Making a similar point the Harvard economist Benjamin Friedman (2009, p. 42) commented:

“…to ask how efficient a financial system is in allocating capital leads naturally to the question of the price that is paid for such efficiency. In recent years the financial industry has accounted for an unusually large share of all profits earned in the US economy. The total share of the “finance” sector rose from 10 percent on average from the 1950’s through the 1980’s, to 22 percent in the 1990’s, and an astonishing 34 percent in the first half of this decade. Those profits accruing to the financial sector are part of what the economy pays for the mechanism that allocates its investment capital (as well as providing other services, like checking accounts and savings deposits). But even a stripped-down version of the cost of running the financial system includes not just the profits that financial firms earn but also the salaries, the office rents, the travel budgets, the advertising fees, and all the other expenses they pay. The finance industry’s share of US wages and salaries has likewise been rising, from 3 percent in the early 1950’s to 7 percent in the current decade. An important question – which no one seems interested in addressing – is what fraction of the economy’s total returns to productively invested capital is absorbed up front by the financial industry as the costs of allocating the capital.”

So perhaps there might even be signs of a more critical approach to finance within the economics community. We will have to see.

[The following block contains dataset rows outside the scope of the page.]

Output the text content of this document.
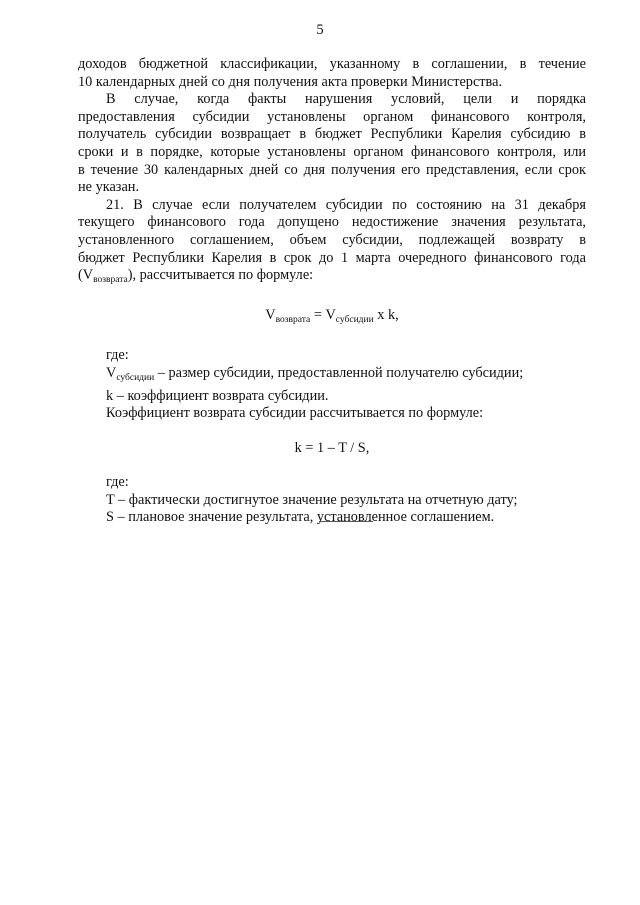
5
доходов бюджетной классификации, указанному в соглашении, в течение
10 календарных дней со дня получения акта проверки Министерства.
В случае, когда факты нарушения условий, цели и порядка
предоставления субсидии установлены органом финансового контроля,
получатель субсидии возвращает в бюджет Республики Карелия субсидию в
сроки и в порядке, которые установлены органом финансового контроля, или
в течение 30 календарных дней со дня получения его представления, если срок
не указан.
21. В случае если получателем субсидии по состоянию на 31 декабря
текущего финансового года допущено недостижение значения результата,
установленного соглашением, объем субсидии, подлежащей возврату в
бюджет Республики Карелия в срок до 1 марта очередного финансового года
$(V_{возврата})$, рассчитывается по формуле:
$V_{возврата} = V_{субсидии}$ x k,
где:
$V_{субсидии}$ – размер субсидии, предоставленной получателю субсидии;
k – коэффициент возврата субсидии.
Коэффициент возврата субсидии рассчитывается по формуле:
k = 1 – T / S,
где:
T – фактически достигнутое значение результата на отчетную дату;
S – плановое значение результата, установленное соглашением.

In the meantime, however, since Accounting, Organizations and Society has provided a home for more diverse traditions of inquiry into accounting institutions and practices, it is also appropriate for it to provide an insight into the emerging and exciting body of social research into the financial practices whose functioning is so often intertwined with that of the economic and financial calculations that we call accounting. I think that there are opportunities not only for mutual learning but also for much more systematic collaboration. So many aspects of the current financial crisis are pointing to issues that could benefit from just this type of joint inquiry. Reporting issues clearly sit alongside ones of risk assessment and credit rating as well as strategies for using financial reporting for a multiplicity of ends other than transparency and accountability. The diffusion of technologies of financial calculation has played an important role in the creation of the financial and economic environment in which we now operate, but one that still remains poorly understood not only in historical and institutional terms but also in terms of the wider consequences that this has had. But more than such more obvious issues, accounting has also played in a significant role in increasing the salience of financial parameters more generally, in mobilising the conception of performance throughout the financial sector and in providing a seeming objectivity to financial concepts that on their own would have the appearance of greater subjectivity. And one could and indeed should go on in developing the potentiality of a closer relationship between social analyses of accounting and finance.

That indeed is the aim of the papers that are presented in the special section on “Accounting and Social Studies of Finance: Converging Fields?” in this issue. The section has been brought together by Andrea Mennicken and Hendrik Vollmer, to whom I am very grateful for all the effort that they have put in. May we hope that the section opens eyes, encourages new explorations and suggests new fields of investigation.

Anthony G. Hopwood References

Aspen Institute, Centre for Business Education, A closer look at business education: finance, January 2008. Friedman, Benjamin. M. (2009). The failure of the economy and the economists. The New York Review of Books, LVI, 9, May 28-June 10, 2009, 42-45. Solow, Robert M. (2009). How to understand the disaster. The New York Review of Books, LVI, 8, May 14-27, 2009, 4-8.